If a protein sequence shows clear similarity to a protein of known three dimensional structure, then the most accurate method of predicting the secondary structure is to align the sequences by standard dynamic programming algorithms, as homology modeling is much more accurate than secondary structure prediction for high levels of sequence identity. Secondary structure prediction methods are of most use when sequence similarity to a protein of known structure is undetectable. Accordingly, it is important that there is no detectable sequence similarity between sequences used to train and test secondary structure prediction methods.
Most secondary structure prediction methods include a set of parameters that must be estimated.
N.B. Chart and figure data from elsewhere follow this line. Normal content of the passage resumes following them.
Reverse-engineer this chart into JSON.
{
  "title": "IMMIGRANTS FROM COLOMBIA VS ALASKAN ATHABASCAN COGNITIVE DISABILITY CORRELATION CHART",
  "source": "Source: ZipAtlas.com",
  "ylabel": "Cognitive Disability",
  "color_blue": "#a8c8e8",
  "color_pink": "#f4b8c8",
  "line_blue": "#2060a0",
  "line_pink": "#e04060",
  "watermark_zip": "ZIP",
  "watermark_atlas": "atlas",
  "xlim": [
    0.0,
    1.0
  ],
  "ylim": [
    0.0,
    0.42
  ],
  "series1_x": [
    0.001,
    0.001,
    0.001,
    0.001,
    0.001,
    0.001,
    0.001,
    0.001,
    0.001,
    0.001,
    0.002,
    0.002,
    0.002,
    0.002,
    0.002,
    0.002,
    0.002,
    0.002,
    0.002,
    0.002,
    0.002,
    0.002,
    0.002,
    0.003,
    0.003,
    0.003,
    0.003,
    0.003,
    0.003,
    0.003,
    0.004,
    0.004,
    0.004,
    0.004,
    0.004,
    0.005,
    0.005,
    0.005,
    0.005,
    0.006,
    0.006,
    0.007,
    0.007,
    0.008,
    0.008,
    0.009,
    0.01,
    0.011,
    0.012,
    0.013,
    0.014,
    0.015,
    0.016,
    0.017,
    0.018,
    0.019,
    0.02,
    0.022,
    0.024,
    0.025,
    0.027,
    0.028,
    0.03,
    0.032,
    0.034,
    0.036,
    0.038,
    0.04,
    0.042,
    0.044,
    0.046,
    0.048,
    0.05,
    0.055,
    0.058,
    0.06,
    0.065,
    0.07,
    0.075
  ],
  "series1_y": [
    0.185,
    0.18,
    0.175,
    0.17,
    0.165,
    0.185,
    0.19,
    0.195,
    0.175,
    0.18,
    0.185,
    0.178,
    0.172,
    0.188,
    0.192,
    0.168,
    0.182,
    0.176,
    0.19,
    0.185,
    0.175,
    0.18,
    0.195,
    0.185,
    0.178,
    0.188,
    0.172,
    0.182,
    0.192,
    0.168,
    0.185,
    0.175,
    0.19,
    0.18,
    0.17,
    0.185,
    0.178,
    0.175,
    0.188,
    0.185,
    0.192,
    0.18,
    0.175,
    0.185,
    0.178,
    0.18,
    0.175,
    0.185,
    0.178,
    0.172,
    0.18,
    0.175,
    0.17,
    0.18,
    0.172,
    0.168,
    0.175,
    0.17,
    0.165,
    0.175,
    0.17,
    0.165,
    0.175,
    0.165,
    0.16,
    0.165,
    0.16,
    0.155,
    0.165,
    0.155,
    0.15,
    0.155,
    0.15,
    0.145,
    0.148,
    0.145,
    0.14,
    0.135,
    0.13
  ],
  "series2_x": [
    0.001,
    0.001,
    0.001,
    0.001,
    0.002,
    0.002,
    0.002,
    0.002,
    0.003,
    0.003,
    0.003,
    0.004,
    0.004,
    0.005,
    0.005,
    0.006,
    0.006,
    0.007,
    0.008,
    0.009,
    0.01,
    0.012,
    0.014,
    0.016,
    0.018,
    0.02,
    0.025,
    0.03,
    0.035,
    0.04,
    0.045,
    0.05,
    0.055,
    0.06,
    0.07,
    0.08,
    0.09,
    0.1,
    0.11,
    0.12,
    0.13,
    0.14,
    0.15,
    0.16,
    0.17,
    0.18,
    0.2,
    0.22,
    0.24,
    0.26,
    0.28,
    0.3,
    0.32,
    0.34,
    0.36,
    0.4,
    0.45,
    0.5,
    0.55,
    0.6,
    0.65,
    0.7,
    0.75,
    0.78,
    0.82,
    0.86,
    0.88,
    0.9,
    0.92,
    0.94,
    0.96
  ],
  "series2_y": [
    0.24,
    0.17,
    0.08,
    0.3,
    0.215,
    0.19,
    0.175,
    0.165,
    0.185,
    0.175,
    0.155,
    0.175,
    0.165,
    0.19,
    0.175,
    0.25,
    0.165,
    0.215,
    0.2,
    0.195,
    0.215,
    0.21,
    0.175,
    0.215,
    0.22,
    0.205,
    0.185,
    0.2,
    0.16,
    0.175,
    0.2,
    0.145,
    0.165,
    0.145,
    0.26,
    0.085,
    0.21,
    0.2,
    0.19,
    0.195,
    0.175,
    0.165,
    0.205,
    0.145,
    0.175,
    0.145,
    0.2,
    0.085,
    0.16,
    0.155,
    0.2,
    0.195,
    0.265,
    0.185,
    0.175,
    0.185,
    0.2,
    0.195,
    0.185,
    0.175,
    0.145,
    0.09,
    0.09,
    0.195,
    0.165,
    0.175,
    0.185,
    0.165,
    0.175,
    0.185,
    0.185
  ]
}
Values for the parameters are obtained by statistical analysis or learning from a set of proteins for which the tertiary structure is known. This is the training set of proteins. Testing predictive accuracy on the training set leads to unrealistically high accuracies. An objective test of a secondary structure prediction method will predict the structures of a test set of proteins that are not in the training set and show no detectable sequence similarity with the training set. If the test is to be balanced, then both training an test sets should have a similar distribution of secondary structure classes and types.
Since the number of proteins of known structure is limited, it is normal to develop secondary structure prediction methods by cross-validation techniques, or jack-knife. In a full jack-knife test of N proteins, one protein is removed from the set, the parameters are developed on the remaining N-1 proteins, then the structure of the removed protein is predicted and its accuracy measured. This process is repeated N times by removing each protein in turn. Since some training techniques are very time consuming, a more limited cross-validation is often performed. The set of proteins might be split into M equally balanced subsets rather than N. Parameters are developed on (M-1)N/M proteins, then tested on the remaining N/M proteins. This process is repeated M times, once for each subset. As described the jack-knife process may also be referred to as a leave-one-out technique, although the two terminologies have become some what synonymous.
Cross-validation appears to remove the problem of a limited data set for training and test. However, artificially high accuracies can be obtained for some methods if the set of proteins used in the cross-validation show sequence similarity to each other. Accordingly, cross-validation sets must be pruned stringently to remove internal sequence similarities, or if this is not possible, then a completely independent test set must be used.
Selection of suitable test and training sets rests with the definition of 'undetectable' sequence similarity. Appropriate measures of sequence similarity are discussed in the following section.
There are now available 500 sequence dissimilar proteins of known three dimensional structure, suitable for developing and testing secondary structure prediction techniques. However, many of the current generation of secondary structure prediction methods were developed on a set of 126 protein chains proposed by Rost & Sander (referred to here as RS126). In this paper we develop a new, non-redundant set of 396 protein domains (the CB396 set) that does not include proteins from the RS126 set.